Section 4 of PHIPA defines personal health information as follows:
“personal health information”, subject to certain exceptions, means identifying information about an individual in oral or recorded form, if the information,
a. relates to the physical or mental health of the individual, including information that consists of the health history of the individual’s family,
b. relates to the providing of health care to the individual, including the identification of a person as a provider of health care to the individual,
c. is a plan of service within the meaning of the Long-Term Care Act, 1994for the individual,
d. relates to payments or eligibility for health care in respect of the individual,
e. relates to the donation by the individual of any body part or bodily substance,
f. is the individual’s health number, or
g. identifies an individual’s substitute decision-maker.
“identifying information” means information that identifies an individual or for which it is reasonably foreseeable in the circumstances that it could be utilized, either alone or with other information, to identify an individual.
In general, a regulated health professional can only disclose a patient’s personal health information when he or she has the express consent of the patient or the patient’s substitute decision maker and the disclosure is necessary for a lawful purpose. The only occasions on which a regulated health professional can disclose a patient’s personal health information without the patient’s express consent are where such disclosure is permitted by legislation or required by law.
When can you disclose patient information without consent?
Wherever possible you should seek the patient’s consent before disclosing personal health information. However, there are still occasions on which personal health information must be disclosed without the patient’s consent.

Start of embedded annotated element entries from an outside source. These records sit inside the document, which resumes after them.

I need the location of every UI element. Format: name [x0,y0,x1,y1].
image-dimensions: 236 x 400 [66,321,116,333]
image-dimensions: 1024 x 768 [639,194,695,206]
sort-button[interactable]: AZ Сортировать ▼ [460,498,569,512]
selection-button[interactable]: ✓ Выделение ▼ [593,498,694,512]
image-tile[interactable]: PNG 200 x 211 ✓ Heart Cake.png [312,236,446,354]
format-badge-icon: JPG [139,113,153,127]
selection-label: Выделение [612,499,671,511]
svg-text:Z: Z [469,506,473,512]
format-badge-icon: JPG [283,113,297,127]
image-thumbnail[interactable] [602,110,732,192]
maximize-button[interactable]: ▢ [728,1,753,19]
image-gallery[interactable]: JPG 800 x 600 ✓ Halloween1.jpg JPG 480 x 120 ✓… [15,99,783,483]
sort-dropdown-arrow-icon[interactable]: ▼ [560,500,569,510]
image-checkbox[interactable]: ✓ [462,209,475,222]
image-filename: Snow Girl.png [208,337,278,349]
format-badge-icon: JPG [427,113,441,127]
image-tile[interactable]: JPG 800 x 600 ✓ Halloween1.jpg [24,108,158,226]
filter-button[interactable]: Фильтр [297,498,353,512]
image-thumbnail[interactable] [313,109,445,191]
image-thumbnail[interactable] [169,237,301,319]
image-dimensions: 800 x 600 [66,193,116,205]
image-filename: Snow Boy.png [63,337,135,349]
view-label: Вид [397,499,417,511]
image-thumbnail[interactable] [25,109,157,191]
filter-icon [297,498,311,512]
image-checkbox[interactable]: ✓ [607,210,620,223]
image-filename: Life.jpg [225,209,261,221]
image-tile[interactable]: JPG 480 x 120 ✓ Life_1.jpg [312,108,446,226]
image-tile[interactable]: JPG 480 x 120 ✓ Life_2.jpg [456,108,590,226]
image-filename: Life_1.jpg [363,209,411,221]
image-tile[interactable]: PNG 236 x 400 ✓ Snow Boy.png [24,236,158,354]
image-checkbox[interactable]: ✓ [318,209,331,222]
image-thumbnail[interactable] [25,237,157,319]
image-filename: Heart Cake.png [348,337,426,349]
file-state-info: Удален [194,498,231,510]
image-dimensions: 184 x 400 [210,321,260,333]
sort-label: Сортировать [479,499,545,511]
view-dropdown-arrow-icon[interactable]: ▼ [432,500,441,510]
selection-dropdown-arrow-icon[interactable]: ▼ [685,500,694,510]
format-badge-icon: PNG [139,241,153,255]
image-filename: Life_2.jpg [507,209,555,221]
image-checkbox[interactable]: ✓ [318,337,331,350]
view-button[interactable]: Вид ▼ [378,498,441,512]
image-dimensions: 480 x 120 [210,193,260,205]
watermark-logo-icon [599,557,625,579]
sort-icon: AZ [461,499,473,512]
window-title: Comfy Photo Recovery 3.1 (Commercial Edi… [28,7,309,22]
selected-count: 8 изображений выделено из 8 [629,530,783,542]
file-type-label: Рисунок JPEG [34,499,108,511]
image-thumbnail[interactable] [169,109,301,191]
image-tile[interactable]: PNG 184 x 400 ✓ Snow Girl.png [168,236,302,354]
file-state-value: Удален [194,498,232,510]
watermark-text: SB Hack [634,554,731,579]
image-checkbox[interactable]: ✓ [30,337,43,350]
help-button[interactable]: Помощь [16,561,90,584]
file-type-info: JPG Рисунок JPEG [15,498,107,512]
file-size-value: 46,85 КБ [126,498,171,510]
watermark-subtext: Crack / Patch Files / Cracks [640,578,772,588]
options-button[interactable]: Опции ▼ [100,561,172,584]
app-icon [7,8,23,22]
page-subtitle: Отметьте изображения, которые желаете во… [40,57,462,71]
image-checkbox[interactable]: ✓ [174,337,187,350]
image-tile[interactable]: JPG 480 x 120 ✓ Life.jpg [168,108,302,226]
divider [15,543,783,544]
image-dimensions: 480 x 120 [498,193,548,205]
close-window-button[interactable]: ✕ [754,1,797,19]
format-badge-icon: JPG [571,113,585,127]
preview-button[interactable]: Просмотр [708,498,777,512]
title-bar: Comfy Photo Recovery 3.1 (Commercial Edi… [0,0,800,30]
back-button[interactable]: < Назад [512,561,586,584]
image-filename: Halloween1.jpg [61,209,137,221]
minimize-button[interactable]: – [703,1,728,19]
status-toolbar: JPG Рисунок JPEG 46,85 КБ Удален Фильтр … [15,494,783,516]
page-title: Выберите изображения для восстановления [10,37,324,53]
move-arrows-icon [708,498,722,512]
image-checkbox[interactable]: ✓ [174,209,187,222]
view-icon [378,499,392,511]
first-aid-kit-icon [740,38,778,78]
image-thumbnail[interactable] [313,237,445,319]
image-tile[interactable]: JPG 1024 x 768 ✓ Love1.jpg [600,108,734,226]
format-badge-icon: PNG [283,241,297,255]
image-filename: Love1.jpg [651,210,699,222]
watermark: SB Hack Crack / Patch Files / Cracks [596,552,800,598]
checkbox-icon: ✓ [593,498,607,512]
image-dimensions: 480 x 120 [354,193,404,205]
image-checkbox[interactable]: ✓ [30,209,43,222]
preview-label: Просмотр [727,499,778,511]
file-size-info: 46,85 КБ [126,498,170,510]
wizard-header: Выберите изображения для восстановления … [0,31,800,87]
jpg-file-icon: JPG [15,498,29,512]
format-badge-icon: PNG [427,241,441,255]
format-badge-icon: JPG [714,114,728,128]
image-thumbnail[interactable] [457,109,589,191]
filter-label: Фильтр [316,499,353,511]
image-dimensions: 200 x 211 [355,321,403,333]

For example, PHIPA allows for disclosure of personal health information under exceptional circumstances if it is reasonably necessary for the provision of health care and it is not reasonably possible to obtain the patient’s consent in a timely manner. In addition, if the disclosure of personal health information is necessary to eliminate or reduce a significant risk of serious bodily harm to a person or group of persons. The disclosure may be made to police, and in some instances, to the intended victim.
On occasion, the police, a private law firm or a Crown attorney will approach a regulated health professional and request confidential patient information. Express consent from the patient (or their substitute decision-maker) is ordinarily required before police, private practice lawyers or a Crown attorney are legally entitled to any personal health information. However, the police can obtain a search warrant requiring production of confidential health information. In the case of a search warrant it is important to record the police officer’s name, badge number etc. while also taking a photocopy of the search warrant for your file. Ordinarily the police will take the original records and leave a photocopy with the health practitioner.
In addition, a private practice law firm or Crown Attorney may obtain a Court Order or issue a summons to witness requiring production of personal health information. If that occurs, it is important for the health practitioner to read the Court Order or summons to witness carefully and not to do more than is legally required. For example, a summons to witness may require a regulated health professional to attend a court on a particular date and time and to bring with them the clinical notes and records of a specific patient. The summons to witness does not authorize the regulated health care professional to discuss the patient’s care with, or show the record to, anyone in advance of the court appearance.
Due to space limitations, it is not possible to provide an exhaustive list of all situations in which a regulated health professional must disclose personal health information without the consent of a patient. This is a complex area of the law. Whenever there is uncertainty, a regulated health professional should consult a lawyer, his or her professional college and/or the Information and Privacy Commissioner of Ontario for further direction.